The dairy manager became an unwitting whistleblower this week after he received a letter from police saying they would not investigate the shoplifting at his store because they had "limited resources".
He had even given them security video footage of the suspect, the youth's first name and his former workplace.
The dairy manager told a customer about the letter, the customer contacted Act Party leader Rodney Hide, and Mr Hide contacted the media.
A stack of questions were asked in Parliament, thousands of words were written in newspapers, TV networks went through reels of tape, hours of radio talkback were filled, and the police, its union and other parties put out a fax-full of press releases.

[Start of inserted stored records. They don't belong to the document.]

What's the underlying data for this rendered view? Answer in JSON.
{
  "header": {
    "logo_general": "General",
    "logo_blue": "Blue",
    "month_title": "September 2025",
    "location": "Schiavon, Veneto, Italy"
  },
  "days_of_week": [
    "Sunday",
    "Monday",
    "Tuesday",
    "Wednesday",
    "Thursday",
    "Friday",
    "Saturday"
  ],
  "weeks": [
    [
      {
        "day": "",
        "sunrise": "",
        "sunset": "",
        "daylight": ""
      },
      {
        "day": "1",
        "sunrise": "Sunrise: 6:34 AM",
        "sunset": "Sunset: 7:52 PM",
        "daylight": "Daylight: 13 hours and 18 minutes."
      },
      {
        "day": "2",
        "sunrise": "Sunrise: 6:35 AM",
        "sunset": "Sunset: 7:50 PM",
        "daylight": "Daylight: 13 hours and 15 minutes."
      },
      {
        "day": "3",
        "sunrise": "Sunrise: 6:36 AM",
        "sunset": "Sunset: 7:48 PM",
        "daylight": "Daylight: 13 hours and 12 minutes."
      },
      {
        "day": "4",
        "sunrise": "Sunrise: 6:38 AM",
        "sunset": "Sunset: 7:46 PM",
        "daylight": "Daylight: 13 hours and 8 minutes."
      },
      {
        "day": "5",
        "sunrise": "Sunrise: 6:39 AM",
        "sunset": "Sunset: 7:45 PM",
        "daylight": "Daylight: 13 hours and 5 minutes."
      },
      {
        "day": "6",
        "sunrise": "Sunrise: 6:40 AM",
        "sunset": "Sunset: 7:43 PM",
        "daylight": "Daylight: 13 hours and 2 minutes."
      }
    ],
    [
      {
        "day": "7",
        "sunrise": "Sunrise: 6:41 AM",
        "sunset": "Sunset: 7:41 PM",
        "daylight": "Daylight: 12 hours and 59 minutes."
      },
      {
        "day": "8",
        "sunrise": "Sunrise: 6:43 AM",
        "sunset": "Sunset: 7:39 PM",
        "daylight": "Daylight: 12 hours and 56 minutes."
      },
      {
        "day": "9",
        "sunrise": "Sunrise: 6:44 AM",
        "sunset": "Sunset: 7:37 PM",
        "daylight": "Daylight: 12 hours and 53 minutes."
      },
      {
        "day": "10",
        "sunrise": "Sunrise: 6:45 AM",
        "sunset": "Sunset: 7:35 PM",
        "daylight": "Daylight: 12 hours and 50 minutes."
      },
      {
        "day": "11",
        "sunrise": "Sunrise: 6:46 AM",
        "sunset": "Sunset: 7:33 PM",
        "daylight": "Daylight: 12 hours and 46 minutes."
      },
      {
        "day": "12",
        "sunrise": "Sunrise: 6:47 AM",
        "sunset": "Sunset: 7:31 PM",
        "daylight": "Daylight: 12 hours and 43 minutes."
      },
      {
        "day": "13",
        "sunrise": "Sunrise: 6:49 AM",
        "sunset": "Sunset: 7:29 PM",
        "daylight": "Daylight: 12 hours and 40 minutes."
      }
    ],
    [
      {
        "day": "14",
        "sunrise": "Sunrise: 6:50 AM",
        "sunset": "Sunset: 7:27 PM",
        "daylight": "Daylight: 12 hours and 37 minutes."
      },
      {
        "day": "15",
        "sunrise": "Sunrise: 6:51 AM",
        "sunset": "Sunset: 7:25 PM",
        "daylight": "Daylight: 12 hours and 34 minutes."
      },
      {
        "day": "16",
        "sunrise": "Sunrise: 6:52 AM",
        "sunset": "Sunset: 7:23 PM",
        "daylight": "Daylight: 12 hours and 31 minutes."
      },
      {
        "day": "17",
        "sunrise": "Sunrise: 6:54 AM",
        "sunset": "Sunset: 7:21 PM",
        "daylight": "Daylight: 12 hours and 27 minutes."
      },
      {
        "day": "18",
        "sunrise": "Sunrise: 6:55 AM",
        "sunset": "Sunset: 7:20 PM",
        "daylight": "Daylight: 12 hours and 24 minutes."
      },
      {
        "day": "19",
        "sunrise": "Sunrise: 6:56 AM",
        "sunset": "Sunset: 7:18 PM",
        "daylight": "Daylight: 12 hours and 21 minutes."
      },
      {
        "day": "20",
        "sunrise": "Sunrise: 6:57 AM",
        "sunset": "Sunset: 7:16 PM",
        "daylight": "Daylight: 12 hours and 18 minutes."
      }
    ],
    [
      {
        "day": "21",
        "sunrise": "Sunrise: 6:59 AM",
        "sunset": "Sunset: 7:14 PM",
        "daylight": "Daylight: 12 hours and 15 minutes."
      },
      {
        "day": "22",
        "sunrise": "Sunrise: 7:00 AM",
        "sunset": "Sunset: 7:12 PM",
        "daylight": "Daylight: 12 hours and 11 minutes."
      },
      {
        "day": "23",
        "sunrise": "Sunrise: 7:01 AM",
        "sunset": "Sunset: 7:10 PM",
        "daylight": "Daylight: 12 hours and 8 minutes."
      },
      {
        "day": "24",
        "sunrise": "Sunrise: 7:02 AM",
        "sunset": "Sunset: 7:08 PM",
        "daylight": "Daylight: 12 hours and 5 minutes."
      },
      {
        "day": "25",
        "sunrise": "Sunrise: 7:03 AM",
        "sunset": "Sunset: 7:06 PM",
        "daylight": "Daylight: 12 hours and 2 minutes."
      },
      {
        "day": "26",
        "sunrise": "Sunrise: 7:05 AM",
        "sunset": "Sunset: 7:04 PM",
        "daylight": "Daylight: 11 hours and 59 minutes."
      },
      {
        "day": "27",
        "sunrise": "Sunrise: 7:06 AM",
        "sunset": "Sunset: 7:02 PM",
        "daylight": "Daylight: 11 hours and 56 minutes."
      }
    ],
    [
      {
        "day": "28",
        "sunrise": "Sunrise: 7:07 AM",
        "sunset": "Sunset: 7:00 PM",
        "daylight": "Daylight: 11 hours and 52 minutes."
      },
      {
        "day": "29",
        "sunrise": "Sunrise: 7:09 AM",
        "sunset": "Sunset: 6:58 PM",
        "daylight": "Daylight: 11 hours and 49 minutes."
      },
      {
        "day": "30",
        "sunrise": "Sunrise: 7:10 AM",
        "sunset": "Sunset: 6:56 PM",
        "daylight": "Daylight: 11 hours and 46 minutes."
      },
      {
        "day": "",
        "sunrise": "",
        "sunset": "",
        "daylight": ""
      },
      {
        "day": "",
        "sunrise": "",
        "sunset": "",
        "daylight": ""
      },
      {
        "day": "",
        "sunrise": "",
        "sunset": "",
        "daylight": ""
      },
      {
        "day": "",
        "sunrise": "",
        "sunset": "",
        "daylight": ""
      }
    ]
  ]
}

At the bottom of this pile, the youth's mother is worried that her son is being made a pin-up boy of crime for a minor offence she is quietly confident he didn't commit.
She said her house had been staked out this week by the Sunday Star-Times and she had spent the last few days consulting law advocates and begging the media to back off.
"If there's an issue with my son, so be it. Let the police and the dairy-owners and my son work it out. Don't throw us in the limelight.
"Who is anyone to say he's already guilty without the police even coming round?
"It's sad that these parties have been thrown into the limelight and none of us want to be there. It's strange and it's sad. It's sad that people in suits who we call leaders of our country can do that to innocent people," said the mother.
"There's what, nine-odd rapes unattended in Otara, so why is a bottle of drink more important than these nine rapes? I don't know - it's ridiculous."
And the dairy manager yesterday begged Mr Hide to call off the media.
The Indian-born man, who does not want to be identified for fear of being victimised, handled the inquiries reluctantly, and only because he thinks there's a wider issue that deserves attention.
The shoplifting problem was bigger than his corner dairy and the bottle of Coke, he said. It was affecting shop-owners throughout South Auckland. And what was worse was the seeming reluctance of police to investigate.
He said that for 14 of the last 15 years his family-owned store had no problem with shoplifters, but in the last year he had been hit by theft once a fortnight.
"We're not worried about the amount [of money we're losing to shoplifters], but it's happening so often. They're not even hiding their faces any more because they know nothing's going to happen to them. Now we are stopping bothering to go to the police, if they are saying 'We're putting your case on file'."
He said the young man he suspects of stealing the soft drink, and his mother, were both good, regular customers. He knew where to find the teenager and could easily confront him himself, but that wasn't his job.
The point is that the police didn't even try.